In March of this year, the reward for information that helped find the missing teenager doubled to £20,000.
Detectives described Leah’s case as ‘bewildering and frustrating’, and said they retained an ‘open mind’ but ‘the potential that Leah is no longer alive has to increase’.
Leading the investigation for Thames Valley Police, Detective Chief Inspector Andy Howard said ‘we’ve had no confirmed sightings of Leah’ since February 15, 2019.
He said police had received ‘in the region of 600 pieces of information – be that information about what’s possibly happened to Leah or reported potential sightings’.
Detective Chief Inspector Howard also said that friends had spoken to police about anxiety issues Leah was having at the time.
He suggested it is ‘possible that Leah has made a conscious decision and she’s acting of her own accord’, but refused to ‘preclude the role of a third party being involved in Leah’s disappearance’.
The night before she went missing, Leah left her home in Milton Keynes between 6pm and 7.15pm, telling her mother Claire Croucher she was seeing a friend.
The police found out she never saw the friend and they do not know where she went or who she was with – or whether she met anyone that night.
Her parents last saw her when she went to bed at around 10pm, with her mother Claire previously saying it was ‘the last time I got to say goodnight’.
Leah (pictured) disappeared the day after Valentine’s Day on February 15, 2019 and despite a widespread public appeal to find her, nobody has come forward with information
Miss Croucher’s parents John and Claire Croucher held an emotional press conference in February 2019 appealing for information
Leah’s family are more determined than ever to find out what happened to their beloved daughter, with a statement from the family in February saying: ‘It’s now been two years since our beautiful, wonderful daughter Leah, left for work and vanished without a trace.
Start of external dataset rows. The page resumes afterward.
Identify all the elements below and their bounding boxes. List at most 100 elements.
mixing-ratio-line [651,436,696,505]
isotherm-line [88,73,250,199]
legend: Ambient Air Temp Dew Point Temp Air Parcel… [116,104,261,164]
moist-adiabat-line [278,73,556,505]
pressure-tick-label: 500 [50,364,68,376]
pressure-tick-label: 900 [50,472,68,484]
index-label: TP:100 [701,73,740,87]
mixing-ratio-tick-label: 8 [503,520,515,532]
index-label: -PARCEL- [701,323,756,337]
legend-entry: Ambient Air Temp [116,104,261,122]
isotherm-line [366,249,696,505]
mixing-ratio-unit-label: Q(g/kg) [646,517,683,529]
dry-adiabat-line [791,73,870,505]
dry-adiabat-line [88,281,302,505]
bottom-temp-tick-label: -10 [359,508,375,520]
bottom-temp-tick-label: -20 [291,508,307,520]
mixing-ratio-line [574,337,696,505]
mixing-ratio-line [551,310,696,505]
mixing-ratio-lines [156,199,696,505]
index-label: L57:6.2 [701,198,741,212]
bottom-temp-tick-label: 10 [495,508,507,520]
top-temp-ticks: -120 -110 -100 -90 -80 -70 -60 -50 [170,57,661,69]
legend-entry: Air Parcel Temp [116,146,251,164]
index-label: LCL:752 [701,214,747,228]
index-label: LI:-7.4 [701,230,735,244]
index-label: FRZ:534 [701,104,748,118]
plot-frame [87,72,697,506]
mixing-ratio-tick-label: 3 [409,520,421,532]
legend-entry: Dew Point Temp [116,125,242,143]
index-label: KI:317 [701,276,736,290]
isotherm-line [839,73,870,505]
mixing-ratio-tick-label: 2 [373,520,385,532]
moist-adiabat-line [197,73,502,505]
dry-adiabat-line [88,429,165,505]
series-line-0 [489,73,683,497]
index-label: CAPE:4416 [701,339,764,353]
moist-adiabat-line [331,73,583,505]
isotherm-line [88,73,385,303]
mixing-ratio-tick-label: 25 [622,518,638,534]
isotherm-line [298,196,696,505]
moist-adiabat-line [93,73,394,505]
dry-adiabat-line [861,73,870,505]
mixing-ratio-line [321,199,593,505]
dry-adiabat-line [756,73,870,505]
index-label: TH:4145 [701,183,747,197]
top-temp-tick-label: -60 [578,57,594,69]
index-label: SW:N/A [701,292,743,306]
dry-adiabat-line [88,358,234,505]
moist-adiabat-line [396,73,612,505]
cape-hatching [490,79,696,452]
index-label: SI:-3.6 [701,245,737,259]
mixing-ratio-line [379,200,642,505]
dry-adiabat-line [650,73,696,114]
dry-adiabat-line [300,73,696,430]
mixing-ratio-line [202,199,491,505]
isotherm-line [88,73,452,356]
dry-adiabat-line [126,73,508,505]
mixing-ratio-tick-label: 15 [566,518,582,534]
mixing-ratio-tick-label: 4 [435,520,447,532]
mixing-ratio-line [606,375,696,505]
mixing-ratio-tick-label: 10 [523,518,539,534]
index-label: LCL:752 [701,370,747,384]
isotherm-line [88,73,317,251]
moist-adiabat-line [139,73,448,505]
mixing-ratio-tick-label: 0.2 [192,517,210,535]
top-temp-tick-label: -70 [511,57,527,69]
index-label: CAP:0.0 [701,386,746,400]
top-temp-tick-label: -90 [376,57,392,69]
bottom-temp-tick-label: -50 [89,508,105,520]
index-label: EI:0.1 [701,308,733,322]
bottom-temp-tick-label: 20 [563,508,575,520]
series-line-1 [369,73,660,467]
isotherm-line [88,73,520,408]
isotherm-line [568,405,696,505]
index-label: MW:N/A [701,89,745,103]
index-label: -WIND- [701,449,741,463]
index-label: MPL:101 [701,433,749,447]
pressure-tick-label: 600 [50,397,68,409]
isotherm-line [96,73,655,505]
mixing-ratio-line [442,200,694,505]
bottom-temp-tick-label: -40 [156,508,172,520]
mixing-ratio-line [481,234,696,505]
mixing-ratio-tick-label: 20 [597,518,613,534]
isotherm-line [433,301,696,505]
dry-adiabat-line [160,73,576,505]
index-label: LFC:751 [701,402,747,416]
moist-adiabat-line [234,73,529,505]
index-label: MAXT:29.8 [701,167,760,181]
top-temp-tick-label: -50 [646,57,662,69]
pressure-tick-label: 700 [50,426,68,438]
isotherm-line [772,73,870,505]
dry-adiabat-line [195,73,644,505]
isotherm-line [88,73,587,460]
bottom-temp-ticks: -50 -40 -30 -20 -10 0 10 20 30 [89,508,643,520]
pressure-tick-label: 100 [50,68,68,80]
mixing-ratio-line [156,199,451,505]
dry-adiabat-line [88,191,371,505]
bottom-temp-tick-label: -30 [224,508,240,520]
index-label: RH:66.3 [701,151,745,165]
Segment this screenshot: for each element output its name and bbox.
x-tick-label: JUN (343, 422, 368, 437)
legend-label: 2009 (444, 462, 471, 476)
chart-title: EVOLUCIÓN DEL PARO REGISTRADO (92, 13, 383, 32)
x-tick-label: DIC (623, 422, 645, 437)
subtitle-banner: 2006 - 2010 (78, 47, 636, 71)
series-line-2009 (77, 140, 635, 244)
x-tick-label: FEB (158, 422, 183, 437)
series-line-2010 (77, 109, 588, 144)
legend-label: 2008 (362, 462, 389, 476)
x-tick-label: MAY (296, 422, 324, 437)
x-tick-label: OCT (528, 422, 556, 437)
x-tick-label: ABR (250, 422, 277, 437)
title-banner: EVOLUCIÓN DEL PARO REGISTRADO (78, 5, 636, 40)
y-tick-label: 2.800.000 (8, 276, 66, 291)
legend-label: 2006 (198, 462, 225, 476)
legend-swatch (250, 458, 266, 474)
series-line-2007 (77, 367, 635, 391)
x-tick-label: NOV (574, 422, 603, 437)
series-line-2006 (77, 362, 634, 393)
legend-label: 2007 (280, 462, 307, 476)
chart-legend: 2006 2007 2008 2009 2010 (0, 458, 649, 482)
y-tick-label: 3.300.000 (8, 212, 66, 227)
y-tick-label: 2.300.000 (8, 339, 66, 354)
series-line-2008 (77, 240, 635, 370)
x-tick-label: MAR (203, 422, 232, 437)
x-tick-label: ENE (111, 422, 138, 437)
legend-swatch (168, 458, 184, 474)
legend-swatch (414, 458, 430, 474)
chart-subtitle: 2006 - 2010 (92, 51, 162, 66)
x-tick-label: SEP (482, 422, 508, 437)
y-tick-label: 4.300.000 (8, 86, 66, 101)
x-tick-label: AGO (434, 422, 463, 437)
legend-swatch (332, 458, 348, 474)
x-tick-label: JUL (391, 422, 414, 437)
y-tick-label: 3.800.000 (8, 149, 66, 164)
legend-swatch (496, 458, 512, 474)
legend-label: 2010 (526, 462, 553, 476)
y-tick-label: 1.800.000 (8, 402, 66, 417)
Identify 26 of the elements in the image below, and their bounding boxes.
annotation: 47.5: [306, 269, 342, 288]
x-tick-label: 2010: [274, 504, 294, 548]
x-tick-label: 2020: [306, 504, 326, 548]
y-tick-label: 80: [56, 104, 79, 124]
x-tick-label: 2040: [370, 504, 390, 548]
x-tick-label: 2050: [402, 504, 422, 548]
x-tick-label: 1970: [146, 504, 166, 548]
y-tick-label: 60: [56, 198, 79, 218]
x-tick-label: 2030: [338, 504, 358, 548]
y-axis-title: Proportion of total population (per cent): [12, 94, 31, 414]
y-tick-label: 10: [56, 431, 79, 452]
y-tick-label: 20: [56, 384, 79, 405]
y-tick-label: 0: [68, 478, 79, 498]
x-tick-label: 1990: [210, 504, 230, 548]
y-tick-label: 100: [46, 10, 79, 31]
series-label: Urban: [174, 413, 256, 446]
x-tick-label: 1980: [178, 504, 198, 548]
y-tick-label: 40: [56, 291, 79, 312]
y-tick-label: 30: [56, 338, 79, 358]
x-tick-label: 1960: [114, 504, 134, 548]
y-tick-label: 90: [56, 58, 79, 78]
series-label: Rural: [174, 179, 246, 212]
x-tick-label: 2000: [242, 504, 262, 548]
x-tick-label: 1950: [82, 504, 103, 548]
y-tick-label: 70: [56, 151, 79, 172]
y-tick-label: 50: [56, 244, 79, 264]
Missing. Gone.
‘To say they have been a hard two years is an understatement. They have been the longest and toughest two years of our lives.’
Her family have since revealed they believed she was in a relationship with a man who was engaged at the time of her disappearance.
Officers searched the Blue Lagoon lake in Milton Keynes in their investigation into her disappearance
However, police have since spoken to him and say they have no suspicions about him because it is thought he has an alibi for the time that Leah went missing.
Last year Claire and her husband John Croucher said they feared someone may have taken Leah as they questioned why she would ‘just disappear’.